Before wasting your energy and mine on some legitimate
questions I have about the conference, I would like to share with you my
experience with London and what attracts me to the city—something that may in itself be ‘a hafiz,’ an incentive to
attend.
I have been to London several times. A specific trip that I
remember was on the beginning of April 2002 when the coffin of the Queen Mother
was moved from one London palace to another in preparation for the funeral: It
was interesting to see thousands of ordinary people queuing voluntarily (not as
in the third world were people are forced to attend state gatherings and then
the governments boast of the huge number of people who attended on their own),
to watch the procession. It was a sharp contrast to the situation in our
country where overnight, a national hero could be declared a traitor just
because he entertains a view opposed to the establishment. Even notorious
criminals had their place in the British museums. Not only that, but the
British do not seem to hide their bitter past. There is a museum of the history
of torture which shows how it was practised during different periods. If the
past is completely deleted or distorted, what would one expect of the future!
The first time I
visited London the plane approached Heathrow under a clear sky and the houses
seemed to me like a piece of artwork of beads connected to each other. Later on
I learned that there were many semi-circled streets known as Crescent beside
those that carry the word ‘Road’ or ‘Gardens’ as a suffix.

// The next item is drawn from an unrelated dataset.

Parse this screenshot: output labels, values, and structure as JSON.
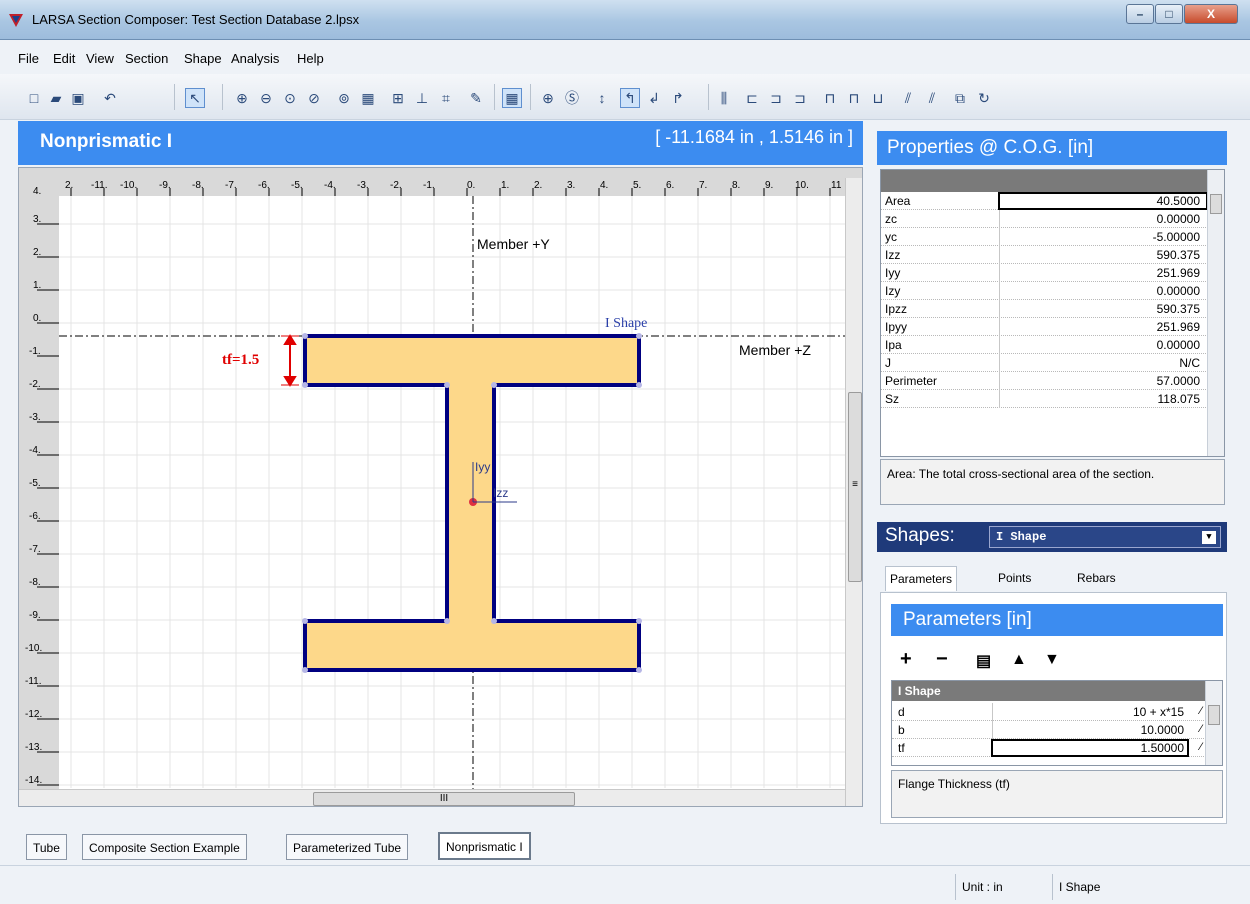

The moment I disembarked from the plane and approached the
passport check counters, I felt like I was in an international melting pot. I
saw all types of people, colours, waves, ages… from almost all over the world. I saw People with colourful traditional
clothes (mostly Africans) and women with different hairstyles. It felt like
people were coming from ancient civilizations such as Egypt, Mesopotamia,
Songhai & Timbaktu, Incus and Aztec, Greece, Rome, and perhaps some aliens
coming from Mars.
Inside the city, one thinks he knows the places and names
from before. It clicks back from the English literature into your memory and
you start to search into your internal computer: Piccadilly, Trafalgar Square,
West Minister, Waterloo and Fleet Street where newspapers flourished long
before they are dwarfed by the Internet. In the city, one also notices the
richness, the wealth, the accumulation of knowledge, the blunder of the former
colonies’ natural and human and material resources. Couldn’t any one from those
colonies claim a right to London and its material and spiritual treasure as my
late Sudanese colleague Attaib Zeroug remarked during his first visit to the
city in the late eighties.
The attractions and temptations of London are limitless in
space and time, above, underground and sideways. They take you into the realms
of the unknown…the past, the present and the future into the realms of human
mind and behaviour. They unleash in you the desire to dig and excavate. The
city can take you as far as your interests, your time, your energy and your
pockets can stretch.
When there is this strangeness: no written constitution,
driving on the left, use of the foot and pound system, different electrical
plugs, obsession with tea and milk, the private rights of way (no trespassing),
the presence of separate schools for girls, which are generally regarded by the
west as backward when it happens in the developing countries.
London is also the city that defined and made me aware of my
religious identity on one of my visits. I arrived in London on the 6th of July
2005 to make it to an early appointment with a colleague the next day, which
was luckily delayed—otherwise, I would have been on one of the bombed
underground trains. It was a shocking experience for me. London was a symbol of
resistance in supporting developing countries. The largest demonstration
against the Iraq war in Europe was held there.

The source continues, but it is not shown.